CSS Ellipsis, did you know?

Test… test… Uhuk.. Everybody calm down please, this is my first post :)

Well, ini adalah benar-benar tulisan pertama saya di Medium, setelah beberapa lama menjadi silent reader. Saya harap semua berjalan dengan baik :D

Materi yang saya pilih disini adalah tentang fitur CSS bernama “Ellipsis”. Bukan tanpa alasan, karena memang setelah sekian lama menjadi web developer (backend/frontend), saya baru tau ada css property / fitur seperti ini yang sebenarnya sering saya butuhkan dari dahulu. (Come on Ardi,,, kemana saja kamu?)

What is Ellipsis?

Secara bahasa, ellipsis berarti tanda pengganti (terjemahan google translate). Pada konteks kali ini, ellipsis adalah sebuah tanda pengganti akhir dari sebuah limited short description. Sering kita temukan pada halaman article list ada penjelasan singkat suatu konten yang diakhiri oleh tanda “…” pada akhir kalimatnya. Ya, itu yang disebut ellipsis. Sudah paham ya?

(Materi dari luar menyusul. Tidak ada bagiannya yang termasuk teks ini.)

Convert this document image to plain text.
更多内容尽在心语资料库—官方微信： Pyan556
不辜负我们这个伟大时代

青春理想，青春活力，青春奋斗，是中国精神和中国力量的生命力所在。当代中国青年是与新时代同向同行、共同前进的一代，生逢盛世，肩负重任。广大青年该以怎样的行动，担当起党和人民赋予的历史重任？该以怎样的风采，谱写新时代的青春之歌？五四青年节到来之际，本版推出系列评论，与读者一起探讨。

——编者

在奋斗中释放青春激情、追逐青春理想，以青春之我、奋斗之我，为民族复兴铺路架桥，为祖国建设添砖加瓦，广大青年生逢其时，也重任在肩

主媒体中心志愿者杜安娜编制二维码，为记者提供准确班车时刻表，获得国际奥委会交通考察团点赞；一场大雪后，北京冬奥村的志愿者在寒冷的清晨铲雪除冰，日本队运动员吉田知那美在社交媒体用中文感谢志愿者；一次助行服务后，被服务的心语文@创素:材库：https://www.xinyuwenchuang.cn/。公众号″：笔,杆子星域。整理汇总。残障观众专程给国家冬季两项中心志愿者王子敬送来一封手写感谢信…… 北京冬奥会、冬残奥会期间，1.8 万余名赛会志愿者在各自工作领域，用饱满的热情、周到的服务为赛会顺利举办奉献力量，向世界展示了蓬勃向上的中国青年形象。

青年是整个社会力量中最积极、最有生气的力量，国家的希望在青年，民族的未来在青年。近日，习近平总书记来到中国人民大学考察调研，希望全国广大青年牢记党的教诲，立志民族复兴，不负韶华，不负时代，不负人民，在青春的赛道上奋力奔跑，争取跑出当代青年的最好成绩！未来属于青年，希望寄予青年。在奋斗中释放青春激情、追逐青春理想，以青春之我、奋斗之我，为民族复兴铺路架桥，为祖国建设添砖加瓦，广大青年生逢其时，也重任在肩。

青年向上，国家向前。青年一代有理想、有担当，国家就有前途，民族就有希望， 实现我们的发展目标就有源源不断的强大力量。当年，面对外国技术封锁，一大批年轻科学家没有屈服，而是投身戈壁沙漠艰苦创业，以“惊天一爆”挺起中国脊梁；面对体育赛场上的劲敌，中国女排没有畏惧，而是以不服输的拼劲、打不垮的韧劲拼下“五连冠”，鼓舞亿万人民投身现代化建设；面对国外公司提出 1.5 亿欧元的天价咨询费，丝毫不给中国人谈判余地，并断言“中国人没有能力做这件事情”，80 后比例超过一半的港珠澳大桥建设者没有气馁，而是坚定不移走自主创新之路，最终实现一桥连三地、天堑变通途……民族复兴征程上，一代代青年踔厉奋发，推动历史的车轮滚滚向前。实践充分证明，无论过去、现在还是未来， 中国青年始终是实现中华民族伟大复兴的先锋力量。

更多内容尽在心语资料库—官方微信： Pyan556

Ellipsis on Medium post list

Old School Solution

Saya yakin ada banyak orang yang masih menggunakan PHP untuk memotong sebuah short description , entah berdasarkan jumlah characters ataupun jumlah words nya. Apakah itu efektif? Sebenarnya tidak. Kenapa? karena ukuran tiap character / word bisa berbeda-beda. Sehingga, bisa jadi kalimat yang kita potong tidak benar-benar memenuhi sebuah container, bisa kurang dan bisa jadi lebih. Dan alasan kedua, di zaman responsive-html saat ini, ukuran container seharusnya menyesuaikan dengan ukuran device-nya. Sehingga susah untuk memprediksi berapa batasan characters / words yang harus ditentukan.

Pure CSS Solution

Sebenarnya, dengan pure CSS kita sudah bisa mengantisipasi masalah ini dengan efektif. Ada beberapa teknis ellipsis yang bisa digunakan. Kamu bisa lihat contohnya disini : http://codepen.io/masardee/pen/gLbYWq

Text-overflow property

Teknik ini bisa digunakan di semua modern browser, tapi hanya mampu memotong satu baris kalimat.

.ellipsis-single-line{
white-space: nowrap;
overflow: hidden;
text-overflow: ellipsis;
}

-Webkit-line-clamp property

Seperti judulnya, teknik ini hanya bisa digunakan pada browser yang mendukung webkit property. Kelebihannya adalah, teknik ini bisa digunakan untuk memotong beberapa baris kalimat. Kita hanya tinggal mendefinisikan berapa jumlah baris yang dibutuhkan ke dalam -webkit-line-clamp property. Pada contoh code dibawah, short description akan dibatasi dalam 2 baris kalimat. Jika kalimat tersebut sebenarnya muncul dalam lebih dari 2 baris, maka pada baris kedua di akhir kalimat akan dipotong dengan ellipsis characters “…” . Jika kurang dari 2 baris, maka ellipsis tidak akan muncul.

.ellipsis-two-lines{
display: -webkit-box;
white-space: normal;
-webkit-line-clamp: 2;
-webkit-box-orient: vertical;
overflow: hidden;
}

Opera -o-ellipsis-lastline property

CSS property ini hanya didukung oleh browser Opera. Terus terang, saya belum pernah mencobanya. Tapi fitur ini berfungsi sama seperti -webkit-line-clamp property.

There is No One-Size-Fits-All Solution

Pada saat ini, hanya text-overflow property yang bisa dimanfaatkan untuk teknik ini, meskipun hanya mampu membatasi kalimat dalam 1 baris. Jika kamu tidak mempermasalahkan fitur ini tidak berjalan pada Firefox & IE, kamu bisa menggunakan -webkit-line-clamp property & -o-ellipsis-lastline property untuk membatasi kalimat dalam beberapa baris.